Call it the Year of Fear. That's the impression being conveyed with a cursory glance at each day's newspaper headlines. Each new day brings a fresh new fear. Terrorist alerts. Interest rates. The economy and stock market. Russia. Iraq. The list is endless.
Perhaps the biggest fear on Wall Street right now is of course the high price of oil. As indicated in a previous commentary, I believe the crude oil price is undergoing a topping process and this should be the final up-ramp before a major correction.
Check out the following Crude Oil futures chart. It sports a "rising wedge" pattern, which is typically a reversal pattern. In other words, it reflects a peaking oil price trend on the cusp of reversing.
Even more telling is the XOI oil stock index. Notice the recent pattern of lower highs and lower lows. The XOI chart is divergent from the crude oil chart, which again is forecasting a reversal lower for crude oil prices. In technical analysis, divergences are key and this is one divergence not to be ignored.
Remember the "fear collage" from previous weeks? I collect bearish headlines from the leading financial newspapers to measure the level of fear at market bottoms.
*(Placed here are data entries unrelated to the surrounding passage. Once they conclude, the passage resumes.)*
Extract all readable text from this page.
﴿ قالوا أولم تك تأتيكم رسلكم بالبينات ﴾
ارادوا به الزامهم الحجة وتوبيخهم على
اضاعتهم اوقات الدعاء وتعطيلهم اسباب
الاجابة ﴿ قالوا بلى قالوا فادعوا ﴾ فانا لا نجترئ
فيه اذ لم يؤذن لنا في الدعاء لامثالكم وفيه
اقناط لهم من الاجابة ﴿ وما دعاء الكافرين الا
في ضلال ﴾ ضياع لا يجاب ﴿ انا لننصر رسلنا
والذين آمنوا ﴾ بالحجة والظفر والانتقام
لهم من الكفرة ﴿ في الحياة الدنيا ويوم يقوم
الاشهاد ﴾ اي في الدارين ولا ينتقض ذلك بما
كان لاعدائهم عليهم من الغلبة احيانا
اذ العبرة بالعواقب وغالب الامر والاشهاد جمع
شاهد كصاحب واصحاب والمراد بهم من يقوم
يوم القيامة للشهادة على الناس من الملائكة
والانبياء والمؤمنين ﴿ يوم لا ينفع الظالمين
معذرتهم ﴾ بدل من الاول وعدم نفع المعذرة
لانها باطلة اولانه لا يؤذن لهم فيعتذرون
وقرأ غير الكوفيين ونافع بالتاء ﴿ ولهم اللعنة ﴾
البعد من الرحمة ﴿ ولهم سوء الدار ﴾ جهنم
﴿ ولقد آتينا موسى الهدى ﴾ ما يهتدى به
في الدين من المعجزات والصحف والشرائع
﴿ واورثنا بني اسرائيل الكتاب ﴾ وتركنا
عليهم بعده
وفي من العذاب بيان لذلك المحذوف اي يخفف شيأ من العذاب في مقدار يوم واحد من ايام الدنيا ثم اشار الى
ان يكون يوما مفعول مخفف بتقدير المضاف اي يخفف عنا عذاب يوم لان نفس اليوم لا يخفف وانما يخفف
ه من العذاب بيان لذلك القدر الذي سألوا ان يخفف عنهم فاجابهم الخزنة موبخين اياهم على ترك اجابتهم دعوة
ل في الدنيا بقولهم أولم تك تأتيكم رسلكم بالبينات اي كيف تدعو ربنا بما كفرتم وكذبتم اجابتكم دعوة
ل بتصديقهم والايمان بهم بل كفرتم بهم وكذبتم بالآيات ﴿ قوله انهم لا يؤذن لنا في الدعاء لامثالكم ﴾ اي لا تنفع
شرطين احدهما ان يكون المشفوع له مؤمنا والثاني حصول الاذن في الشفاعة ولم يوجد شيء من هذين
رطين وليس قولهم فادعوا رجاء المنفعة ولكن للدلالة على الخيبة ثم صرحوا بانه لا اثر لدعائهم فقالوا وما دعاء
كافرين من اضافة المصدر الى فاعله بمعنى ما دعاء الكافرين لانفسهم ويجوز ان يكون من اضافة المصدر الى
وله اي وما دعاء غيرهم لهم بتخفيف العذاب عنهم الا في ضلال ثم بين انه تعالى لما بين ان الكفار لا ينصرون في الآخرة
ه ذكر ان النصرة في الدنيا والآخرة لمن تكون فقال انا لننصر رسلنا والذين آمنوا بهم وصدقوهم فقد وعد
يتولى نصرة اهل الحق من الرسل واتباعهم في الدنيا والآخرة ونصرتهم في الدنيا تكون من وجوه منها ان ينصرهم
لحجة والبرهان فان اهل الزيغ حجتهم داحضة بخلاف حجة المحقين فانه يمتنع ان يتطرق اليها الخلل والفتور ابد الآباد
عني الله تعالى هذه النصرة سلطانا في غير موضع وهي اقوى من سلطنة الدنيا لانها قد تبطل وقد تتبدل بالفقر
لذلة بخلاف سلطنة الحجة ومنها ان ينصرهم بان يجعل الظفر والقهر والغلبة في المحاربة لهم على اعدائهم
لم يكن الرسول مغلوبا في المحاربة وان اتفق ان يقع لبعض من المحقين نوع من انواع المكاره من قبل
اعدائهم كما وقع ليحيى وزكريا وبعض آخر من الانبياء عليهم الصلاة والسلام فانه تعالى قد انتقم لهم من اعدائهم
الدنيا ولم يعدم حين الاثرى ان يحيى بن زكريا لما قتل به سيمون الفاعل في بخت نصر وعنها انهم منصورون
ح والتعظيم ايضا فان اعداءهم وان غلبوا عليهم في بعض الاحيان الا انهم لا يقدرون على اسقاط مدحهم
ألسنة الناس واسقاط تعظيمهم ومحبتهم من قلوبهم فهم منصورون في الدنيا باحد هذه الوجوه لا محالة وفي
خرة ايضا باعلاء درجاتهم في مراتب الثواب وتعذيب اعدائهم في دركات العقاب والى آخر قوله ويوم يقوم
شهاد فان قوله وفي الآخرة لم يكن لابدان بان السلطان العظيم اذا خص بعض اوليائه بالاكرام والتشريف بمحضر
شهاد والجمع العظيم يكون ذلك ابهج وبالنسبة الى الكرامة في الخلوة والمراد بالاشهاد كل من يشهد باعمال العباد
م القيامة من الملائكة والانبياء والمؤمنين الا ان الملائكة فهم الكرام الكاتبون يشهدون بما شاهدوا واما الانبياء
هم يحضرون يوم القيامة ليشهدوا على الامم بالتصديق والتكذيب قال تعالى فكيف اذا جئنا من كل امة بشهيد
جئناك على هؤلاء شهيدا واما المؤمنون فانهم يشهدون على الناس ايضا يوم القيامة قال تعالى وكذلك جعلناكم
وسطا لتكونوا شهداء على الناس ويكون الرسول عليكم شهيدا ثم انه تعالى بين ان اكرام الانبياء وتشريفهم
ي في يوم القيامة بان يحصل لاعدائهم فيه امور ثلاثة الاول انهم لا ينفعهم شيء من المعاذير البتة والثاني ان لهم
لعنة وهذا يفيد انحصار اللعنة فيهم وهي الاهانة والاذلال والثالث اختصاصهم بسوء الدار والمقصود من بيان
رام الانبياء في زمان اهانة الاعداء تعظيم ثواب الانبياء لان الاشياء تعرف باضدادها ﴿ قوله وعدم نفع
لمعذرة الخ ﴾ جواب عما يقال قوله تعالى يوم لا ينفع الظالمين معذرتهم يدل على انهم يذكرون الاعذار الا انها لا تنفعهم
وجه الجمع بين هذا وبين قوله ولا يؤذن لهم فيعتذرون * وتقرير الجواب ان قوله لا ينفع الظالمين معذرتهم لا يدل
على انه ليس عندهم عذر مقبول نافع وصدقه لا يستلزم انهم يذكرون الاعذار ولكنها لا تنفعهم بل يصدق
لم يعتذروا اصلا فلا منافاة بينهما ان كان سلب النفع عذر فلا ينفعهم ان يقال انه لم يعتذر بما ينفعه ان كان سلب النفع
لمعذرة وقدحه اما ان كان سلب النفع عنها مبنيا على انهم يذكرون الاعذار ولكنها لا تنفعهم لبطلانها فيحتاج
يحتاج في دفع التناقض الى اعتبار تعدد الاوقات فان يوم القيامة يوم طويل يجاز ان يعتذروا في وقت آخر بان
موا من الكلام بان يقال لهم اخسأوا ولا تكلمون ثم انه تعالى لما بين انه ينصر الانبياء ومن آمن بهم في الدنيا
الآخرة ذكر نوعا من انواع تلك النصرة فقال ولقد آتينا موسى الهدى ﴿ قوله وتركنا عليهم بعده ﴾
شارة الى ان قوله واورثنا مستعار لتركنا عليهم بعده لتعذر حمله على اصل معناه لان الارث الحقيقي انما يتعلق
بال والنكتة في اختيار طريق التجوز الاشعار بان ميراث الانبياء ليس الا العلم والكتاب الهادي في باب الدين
From a contrarian standpoint, too much fear gives birth to a reversal of trend. Words like "fear," "worry," "concern," etc., are common in headlines at or near bottoms. Well now the fear can be seen in oil-related headlines. Here is a recent sampling of the headlines: "Crude spike unnerves investors," "Russian fears send oil price to record high," "Oil prices hit highs as supply fears grow," "Oil price spikes on supply and demand fears," "Intervention fears outweigh energy revenues," "Report warns on soaring natural gas prices," "US increases its forecast on oil price."
Those last two headlines fall more under the contrarian approach since official forecasts typically prove wrong.
Here's a further sampling of some of the latest financial headlines that, from a contrarian and market psychology standpoint, hint at this coming top: "Traders speculate oil to top $50 by year-end," "Record oil prices dent confidence," "Supply fears push oil prices to new high," "Oil surge heightens worry for corporate earnings," "Oil price specter haunts bourses." I believe the broad market has mostly discounted the oil price shock for now.
What interesting is how the Dow Jones Transportation Index, which is highly oil-dependent, has been trending higher in recent months in the face of the so-called "oil crisis." This suggests that the crisis is overblown and will be over soon. If in fact oil prices were set to continue higher for a prolonged period then it is inconceivable that the Transports would be rising in the face of a sustained oil price uptrend.
From a supply/demand standpoint, the Strategic Petroleum Reserve has been rising in near linear fashion for the past several months. As commentator Don Hays recently pointed out, the inventory in the Strategic Petroleum Reserve is much greater than the entire U.S. inventory. The pundits have been concentrating on the declining trend of the U.S. inventory, but as Hays points out, since the first of the year even that has been moving up.
Conclusion: the oil spike has been grossly overdone, is purely political, and is not a true function of supply/demand. When the oil price trend finally peaks (expected in the very near future), oil will very likely give back much of its 2004 gains.